All businesses live and perform in two time periods: that of today and that of tomorrow. Tomorrow is being made today, irrevocably in most cases. Managers, therefore, always have to manage both today - the fundamentals - and tomorrow. In turbulent times, managers cannot assume that tomorrow will be an extension of today. On the contrary, they must manage for change; change can be an opportunity and a threat to the future of their business.

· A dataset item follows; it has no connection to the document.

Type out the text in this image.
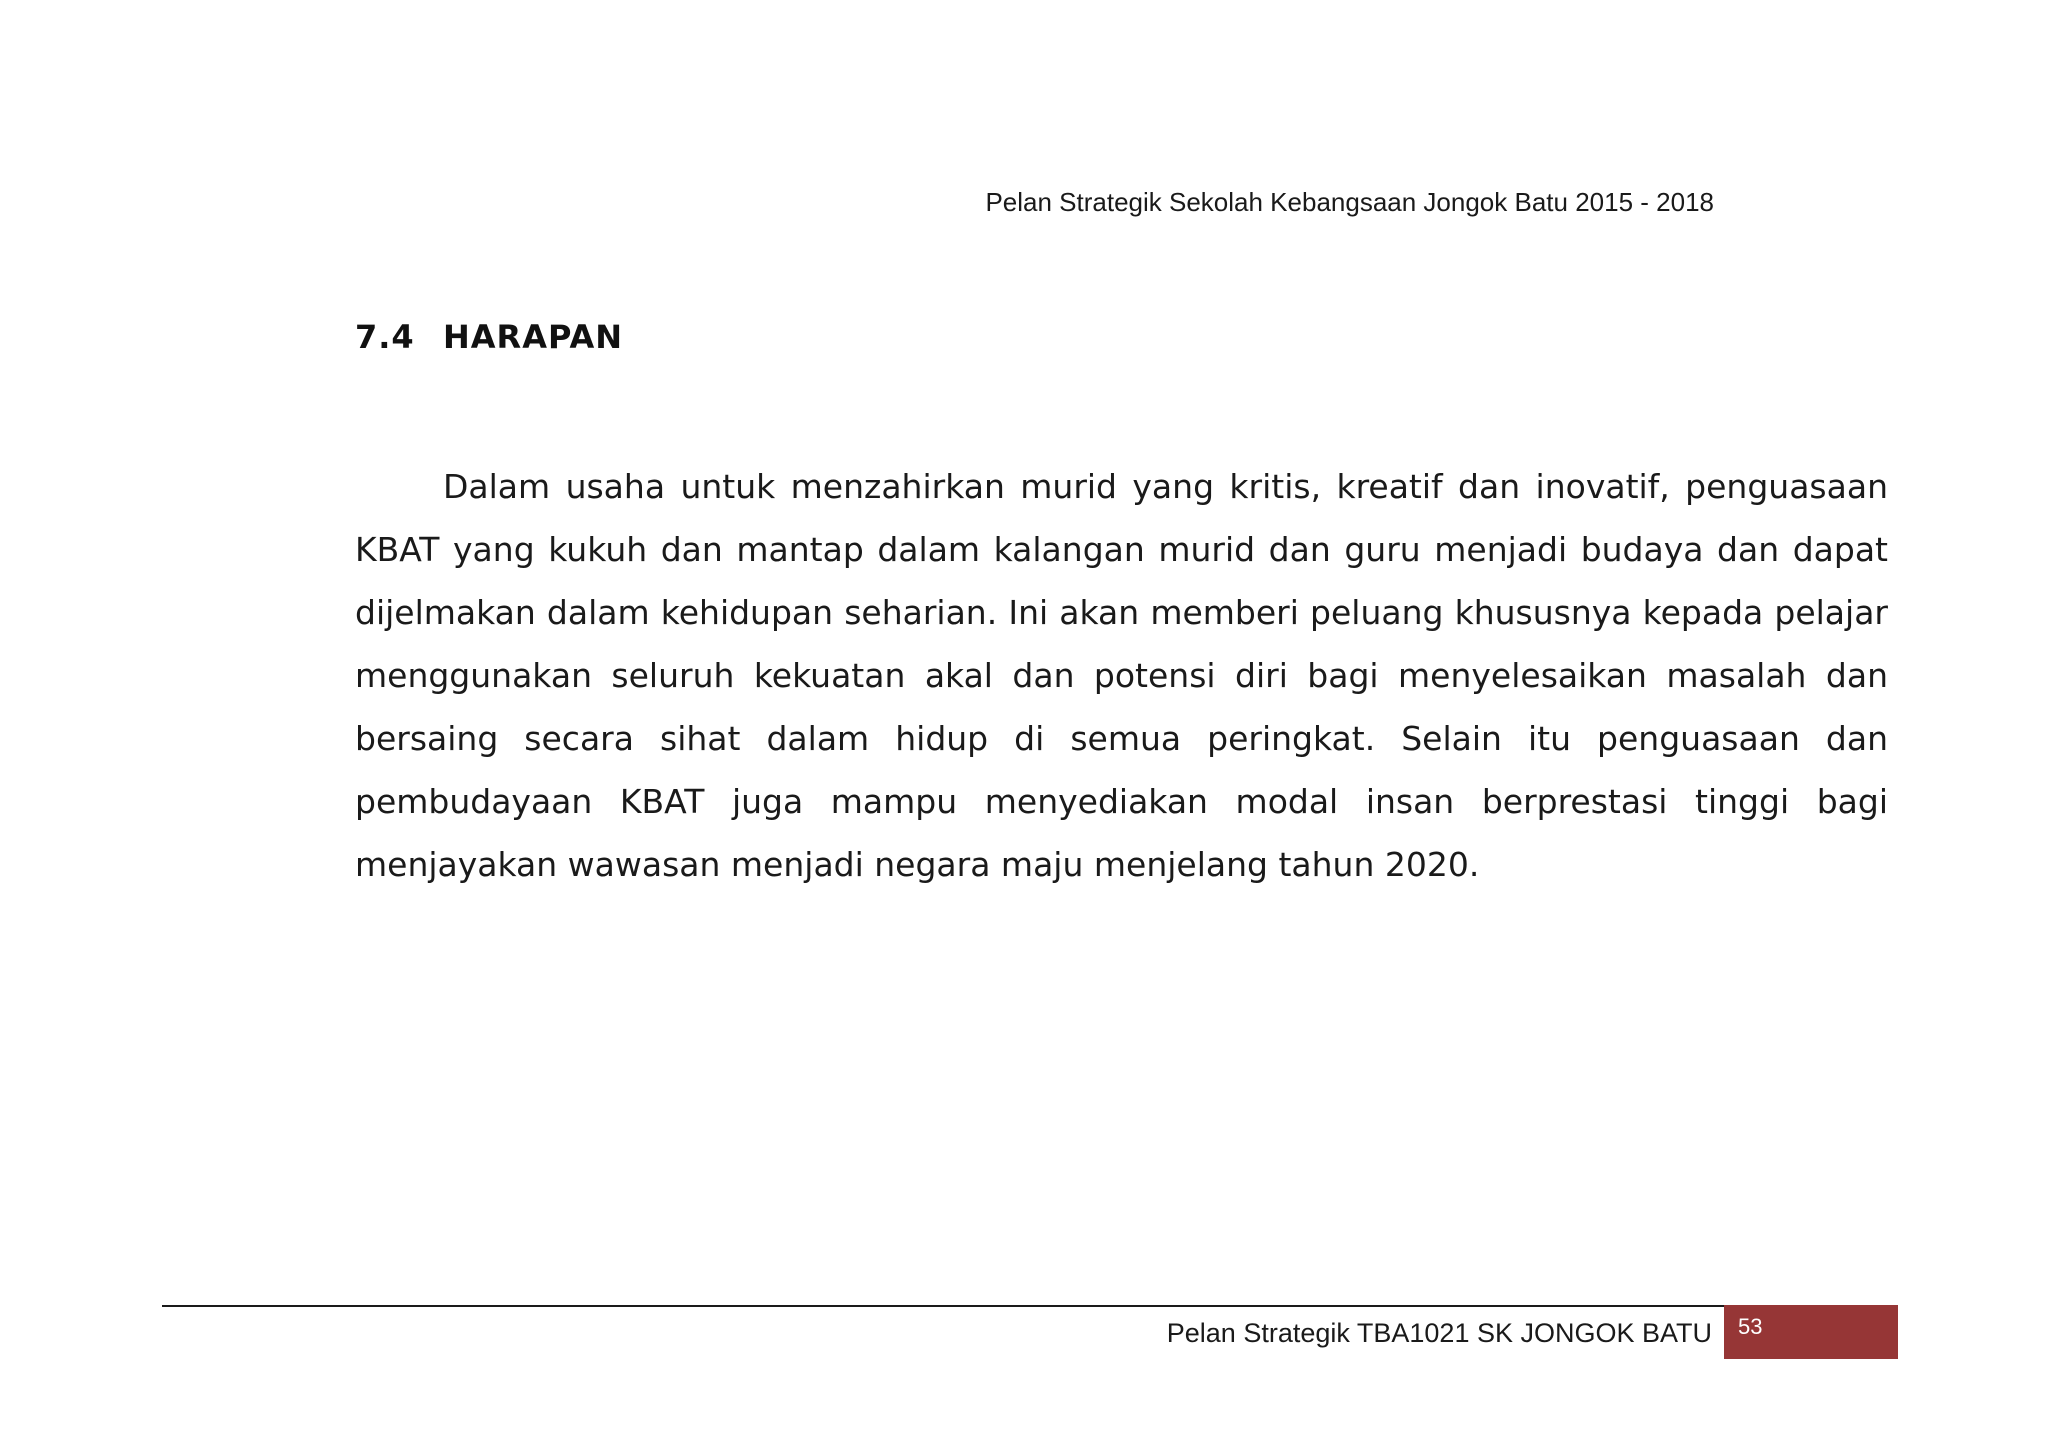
Pelan Strategik Sekolah Kebangsaan Jongok Batu 2015 - 2018
7.4 HARAPAN

Dalam usaha untuk menzahirkan murid yang kritis, kreatif dan inovatif, penguasaan KBAT yang kukuh dan mantap dalam kalangan murid dan guru menjadi budaya dan dapat dijelmakan dalam kehidupan seharian. Ini akan memberi peluang khususnya kepada pelajar menggunakan seluruh kekuatan akal dan potensi diri bagi menyelesaikan masalah dan bersaing secara sihat dalam hidup di semua peringkat. Selain itu penguasaan dan pembudayaan KBAT juga mampu menyediakan modal insan berprestasi tinggi bagi menjayakan wawasan menjadi negara maju menjelang tahun 2020.

Pelan Strategik TBA1021 SK JONGOK BATU 53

Lean and Mean…Fast and Opportunistic
In turbulent times the business has to be kept lean and mean, capable of taking strain but it also has to be capable of moving fast and availing itself of opportunity. Unless challenged, every organization, it tends to become slack, and easy going. Every business tends to avoid unpleasantness. And nothing is less pleasant and less popular than to concentrate resources on results, because it always means saying “no”. Companies need to control the assignment of its resources. It needs to think through where positive results are likely to be. It needs to know the performing and productive resources within itself, and especially the performing and productive people. Organized continuous disciplined efforts are needed to commit these resources to actual and potential results. “Feed the opportunities and starve the problems” is the rule and resources can be productive only if they are concentrated on positive results.
Strategy = Future
Finally, once a business knows its strengths it needs to base its future strategy on them. What do we do well? What are the areas in which we outperform the competition? Most businesses and public service institutions alike believe it possible to be a “leader” in every area. But strengths are always specific, always unique. One gets paid for strengths; one does not get paid for weaknesses. The question therefore is first: “What are our specific strengths? And then; are they the right strengths? Are they the strengths that fit the opportunities of tomorrow, or are they the strengths that fit those of yesterday? Are we deploying our strengths where the opportunities no longer are, or perhaps never where? What performance capacities do we have to add to exploit the changes, the opportunities, the turbulences of the environment- those created by demographics, by change in knowledge and technology, and by the changes in the economy?” Companies know what they do well and what they need to improve on in these turbulent times to pave the way for future successes.
Surviving or Thriving?
In my experience in banking, I found over the years that survivors of economic turbulence were guided by some plan. That plan could have been a budget with “what if” scenario’s and commentary on how the company would meet its projected goals for sales and income. One of the things that you, as a business leader, can do is to dust off that STRATEGIC PLAN and update it. I am sure most of you have some plan whether it is writing or in your head. A successful business will have a game plan and, if followed and updated periodically as times and conditions change, will keep a company on course to survive whatever the conditions are that are facing them. Following a business plan allows a company to be proactive, not reactionary, to bumps in the road. To thrive, not just survive, in these turbulent times we need to be proactive. A successful business will continue its success more times than not with a STRATEGIC PLAN.
Are you going to just SURVIVE or will you THRIVE?